Although there is a temptation to rely on deterrence, for
example, because the problem has often looked too hard, the
concept of deterrence cannot be translated easily from its Cold
War context. We need to understand better the requirements of deterrence
and how to do it in the current, more complex environment.
Similarly, effective responses – whether on the
battlefield or in terms of homeland defense – demand meeting
both short-term needs such as adapting military concepts of
operations or upgrading the public health systems, and long-term
measures, including an effective research and development program.
Second, a strategic response is also a multifaceted response.
A range of tools must be exploited.
These include intelligence, defenses (both passive and
active), diplomacy, legal measures, preparedness efforts,
financial measures, and military options.
Arms control is also important, but, particularly with
respect to biological weapons, classic multilateral arms control
(of the kind reflected in the Chemical Weapons Convention) is
unlikely to yield significant results.
The combination of politics, science and technology, and
treaty language that surrounds the Biological Weapons Convention (BWC)
and efforts to negotiate a legally binding protocol to the BWC
argue for an approach that goes beyond the traditional modalities
of arms control to new ways of thinking about how to strengthen
the Convention and the norm against BW which the treaty embodies.
Export controls also have an important role to play, but it is not
necessarily the traditional contribution of the past.

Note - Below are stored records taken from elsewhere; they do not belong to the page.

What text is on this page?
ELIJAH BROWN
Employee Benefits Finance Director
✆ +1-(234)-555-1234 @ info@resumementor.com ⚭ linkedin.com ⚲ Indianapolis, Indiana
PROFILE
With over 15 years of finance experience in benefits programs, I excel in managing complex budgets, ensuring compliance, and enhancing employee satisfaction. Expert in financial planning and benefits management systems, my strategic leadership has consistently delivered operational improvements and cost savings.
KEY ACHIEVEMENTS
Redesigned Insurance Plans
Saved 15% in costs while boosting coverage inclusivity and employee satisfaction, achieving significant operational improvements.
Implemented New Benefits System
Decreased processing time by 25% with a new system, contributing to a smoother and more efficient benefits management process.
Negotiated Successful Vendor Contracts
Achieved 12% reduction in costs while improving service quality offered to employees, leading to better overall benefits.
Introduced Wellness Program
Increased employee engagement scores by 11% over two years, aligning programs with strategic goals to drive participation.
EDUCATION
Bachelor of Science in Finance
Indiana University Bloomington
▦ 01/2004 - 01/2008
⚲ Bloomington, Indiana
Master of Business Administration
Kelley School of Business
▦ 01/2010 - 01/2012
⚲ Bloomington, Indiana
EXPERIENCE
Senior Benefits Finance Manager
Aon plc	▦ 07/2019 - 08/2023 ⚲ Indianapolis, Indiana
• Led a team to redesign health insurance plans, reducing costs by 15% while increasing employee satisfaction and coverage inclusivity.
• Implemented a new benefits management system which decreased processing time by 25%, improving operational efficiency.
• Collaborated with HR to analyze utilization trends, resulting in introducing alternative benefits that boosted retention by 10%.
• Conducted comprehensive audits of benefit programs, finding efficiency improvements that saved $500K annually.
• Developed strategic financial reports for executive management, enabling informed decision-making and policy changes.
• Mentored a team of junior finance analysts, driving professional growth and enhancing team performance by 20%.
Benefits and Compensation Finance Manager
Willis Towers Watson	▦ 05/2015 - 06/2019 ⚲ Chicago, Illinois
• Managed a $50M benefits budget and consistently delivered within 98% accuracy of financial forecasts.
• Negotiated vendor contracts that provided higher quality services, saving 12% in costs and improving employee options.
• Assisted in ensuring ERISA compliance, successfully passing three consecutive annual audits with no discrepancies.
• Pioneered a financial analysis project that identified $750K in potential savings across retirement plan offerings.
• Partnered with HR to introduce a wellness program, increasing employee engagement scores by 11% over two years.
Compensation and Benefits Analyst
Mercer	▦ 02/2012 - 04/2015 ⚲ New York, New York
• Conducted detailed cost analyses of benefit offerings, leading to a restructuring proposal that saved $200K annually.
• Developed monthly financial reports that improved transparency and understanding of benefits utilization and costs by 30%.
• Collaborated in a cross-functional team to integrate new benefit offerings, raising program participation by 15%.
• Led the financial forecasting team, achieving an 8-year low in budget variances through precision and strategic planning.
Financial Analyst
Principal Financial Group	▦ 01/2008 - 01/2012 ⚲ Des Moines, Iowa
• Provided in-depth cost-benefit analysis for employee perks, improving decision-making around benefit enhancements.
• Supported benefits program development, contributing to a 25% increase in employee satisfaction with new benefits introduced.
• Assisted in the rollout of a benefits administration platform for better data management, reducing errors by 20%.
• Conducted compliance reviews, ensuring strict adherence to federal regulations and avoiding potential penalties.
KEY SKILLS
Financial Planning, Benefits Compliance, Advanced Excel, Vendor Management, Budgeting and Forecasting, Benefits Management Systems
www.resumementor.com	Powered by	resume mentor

Export control regimes – which do not really control but
rather regulate through licensing systems – can be effective in
delaying the acquisition of sensitive technologies, but in the
longer term they cannot realistically be expected to stop the
transfer of technology that may be used for weapons purposes,
particularly since so much of that technology also has legitimate
commercial, medical, and other uses.
If Iraq was capable of assembling the necessary materials
and equipment for a robust CBW program as much as 15 years ago,
how much more difficult will it be to deny access to technology to
a determined player in an era of rapidly expanding knowledge and
accelerating global dissemination of capabilities?
But this does not mean that export controls should be abandoned;
they perform other functions.
Regulation through export controls facilitates the global
dissemination of materials and equipment.
By defining the rules of the game by which companies must
abide, for example, export controls is easier for those companies
to engage in international trade and cooperation.
As Brad Roberts, chair of the CBACI Research Council, has
argued, export controls can, in fact, be trade enablers rather
than trade constraints. It
is this role for export controls that should be emphasized in the
future. At the same
time, the United States must maintain open markets and avoid
neoprotectionist practices that deny or severely limit access to
markets or appropriate technology which would make key states less
inclined to pursue cooperative measures.
Each tool of policy contributes something to an effective response
to the CBW proliferation challenge.
But each tool also has shortcomings that must be overcome,
and none of them constitutes a silver bullet that provides the
total answer. Rather,
for an effective response, the individual tools of policy –
including export controls – must be integrated into a coherent
strategic framework that realizes the synergies among the various
tools of strategy, and facilitates tradeoffs among them so that
they do not work at cross-purposes but maximize their potential
contribution.
The CBW threat is not static and will continue to evolve. Changing
actors and evolving technology – especially in biology-related
areas – will be major drivers of such change.
In this fluid environment, like the offense-defense
relationship in military affairs, the relationship between CBW
proliferators – whether state or non-state – and responders is
constantly in flux. It
is not always possible to state precisely at any given time how
the balance stands between them.
The important point, however, is that certainty will only
be achieved if we take ourselves out of the game and do nothing.
Then we are certain to lose.
It is not a loss that the nation or the world can afford.